Berlin – Mehr Lebensmittelsicherheit in Europa. Um diesem Ziel einen Schritt näherzukommen, will die Europäische Union Grenzwerte für Mineralölverunreinigungen in Nahrungsmitteln einführen. Sogenannte „aromatische Mineralöle“ (MOHA) stehen unter Verdacht, gesundheitsschädigend zu sein. Dennoch kommen sie in Produkten wie Mehl, Reis, Schokolade oder Butter vor und es könnten bald viele Rückrufe drohen. Verbraucherschützer wie die Organisation Foodwatch fordern ein gänzliches Verbot.
Organisation | Foodwatch |
Gründung | 2002 |
Sitz | Berlin |
Drohen mehr Rückrufe durch neuen EU-Grenzwert – Mineralöle stark gesundheitsschädigend
Laut Angaben der europäischen Behörde für Lebensmittelsicherheit (EFSA) sind Mineralölkomponenten in nahezu allen Lebensmitteln vorhanden, obwohl sie krebserregend und erbgutverändernd sein sollen. Dadurch kommen Verbraucher täglich in Kontakt mit den gesundheitsschädlichen Stoffen. Besonders trockene Lebensmitteln wie z. B. Mehl, Grieß, Reis, Semmelbrösel, oder auch Frühstückszerealien können diese verunreinigten Mineralöle enthalten. Doch auch bei fettigen Produkten wie Schokolade, Butter, Nüssen oder Speiseölen ist eine Belastung möglich.
Ein neuer Obergrenzwert soll den Mineralölverunreinigungen nun entgegenwirken und die Belastungen zumindest reduzieren. Dies beschloss der zuständige EU-Ausschuss (PAFF-Commitee).
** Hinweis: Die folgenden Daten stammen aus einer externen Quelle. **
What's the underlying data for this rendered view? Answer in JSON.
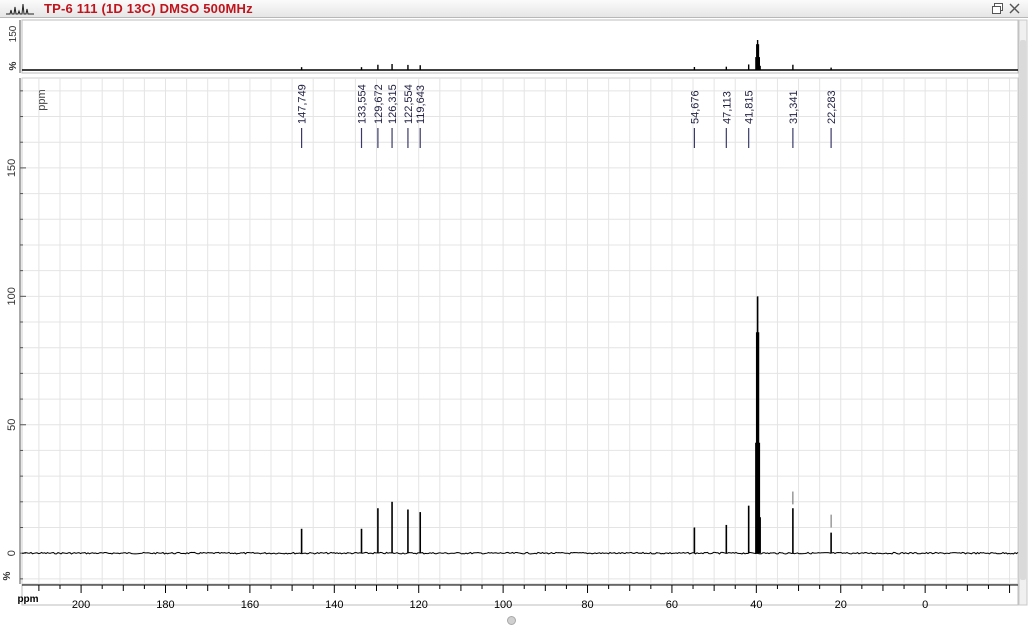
{
  "window": {
    "title": "TP-6 111 (1D 13C) DMSO 500MHz"
  },
  "colors": {
    "title": "#c0141c",
    "trace": "#000000",
    "peak_label": "#222244",
    "peak_marker": "#3a3a6a",
    "grid": "#e4e4e4"
  },
  "chart_data": {
    "type": "line",
    "title": "",
    "xlabel": "ppm",
    "ylabel": "ppm",
    "x_reversed": true,
    "xlim": [
      214,
      -22
    ],
    "ylim": [
      -12,
      185
    ],
    "x_ticks": [
      "200",
      "180",
      "160",
      "140",
      "120",
      "100",
      "80",
      "60",
      "40",
      "20",
      "0"
    ],
    "y_ticks": [
      "0",
      "50",
      "100",
      "150"
    ],
    "grid": true,
    "overview_ticks": [
      "150",
      "%"
    ],
    "peak_labels": [
      "147,749",
      "133,554",
      "129,672",
      "126,315",
      "122,554",
      "119,643",
      "54,676",
      "47,113",
      "41,815",
      "31,341",
      "22,283"
    ],
    "series": [
      {
        "peaks": [
          {
            "ppm": 147.749,
            "height": 9.5
          },
          {
            "ppm": 133.554,
            "height": 9.5
          },
          {
            "ppm": 129.672,
            "height": 17.5
          },
          {
            "ppm": 126.315,
            "height": 20
          },
          {
            "ppm": 122.554,
            "height": 17
          },
          {
            "ppm": 119.643,
            "height": 16
          },
          {
            "ppm": 54.676,
            "height": 10
          },
          {
            "ppm": 47.113,
            "height": 11
          },
          {
            "ppm": 41.815,
            "height": 18.5
          },
          {
            "ppm": 40.1,
            "height": 43
          },
          {
            "ppm": 39.9,
            "height": 86
          },
          {
            "ppm": 39.7,
            "height": 100
          },
          {
            "ppm": 39.5,
            "height": 86
          },
          {
            "ppm": 39.3,
            "height": 43
          },
          {
            "ppm": 39.1,
            "height": 14
          },
          {
            "ppm": 31.341,
            "height": 17.5
          },
          {
            "ppm": 22.283,
            "height": 8
          }
        ],
        "integrals": [
          {
            "ppm": 31.341,
            "from": 19,
            "to": 24
          },
          {
            "ppm": 22.283,
            "from": 10,
            "to": 15
          }
        ]
      }
    ]
  }
}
Aber was bedeutet das konkret für die verkauften Lebensmittel? Kommt es zu Rückrufen? Müssen alle Produkte, die im Umlauf sind, geprüft und zurückgerufen werden, wie kürzlich eine beliebte Süßigkeit?

EU beschließt neuen Grenzwert – Drohen Rückrufe für die Supermärkte?
Die neue Regelung gilt zwar ab sofort, ist jedoch nicht rechtswirksam. Jedes Mitgliedsland der EU kann vorerst selbst entscheiden, ob es den Grenzwert anwendet und wirksam macht oder nicht. Im Umkehrschluss bedeutet dass, dass es noch nicht kurzfristig zu Rückrufen kommen muss. Ende 2022 will die EU-Lebensmittelsicherheitsbehörde EFSA eine neue Bewertung veröffentlichen, die das Risiko zu Mineralölen umfassend bewertet. (Mehr News zu Service-Themen bei RUHR24).
Nach dieser neuen Bewertung könnten mehr Länder dazu angeregt werden, den Grenzwert durchzusetzen, der wie folgt empfohlen wird:
- Für Lebensmittel mit geringem Fett-/Ölgehalt bis vier Prozent sind 0,5 mg/kg MOAH die Obergrenze.
- Für Lebensmittel mit einem höheren Fett-/Ölgehalt über vier Prozent sind 1 mg/kg MOAH die Obergrenze.
- Für Lebensmittel wie fette und Öle sind 2 mg/kg MOAH die Obergrenze.
EU beschließt neuen Grenzwert für Lebensmittel – foodwatch fordert mehr
Die Verbraucherschutz-Organisation „foodwatch“ veröffentlichte Ende 2021 Laboranalysen zu Belastungen von MOAH in Lebensmitteln. Erst daraufhin wendete sich das PAFF-Commitee der EU dieser Problematik zu. Der kürzlich beschlossene Grenzwert reicht foodwatch jedoch nicht aus.
Sie fordern ein gänzliches Verbot der aromatischen Mineralöle in Produkten. „Obwohl die Gesundheitsgefahren durch Mineralölverunreinigungen seit Jahren bekannt sind, haben Lebensmittelriesen wie Unilever, Danone und Nestlé das Problem immer heruntergespielt – und die Verantwortlichen in Brüssel und Berlin haben zugeschaut“, so Saskia Reinbeck von foodwatch.
Sie seien froh, dass nun auch EU-Experten auf das Problem aufmerksam machen, jedoch würde nur eine Nulltoleranz-Strategie die gefährlichen Mineralöle von unseren Tellern verbannen. Eine derartige Nulltoleranz-Strategie würde gleichbedeutend mit zahlreichen Rückrufen sein. Aus diesem Grund fordern sie Bundesernährungsminister Cem Özdemir auf, ein deutschland- und europaweites Verbot durchzusetzen. „Alle Lebensmittelfirmen müssen ihre Produkte endlich sauber halten“.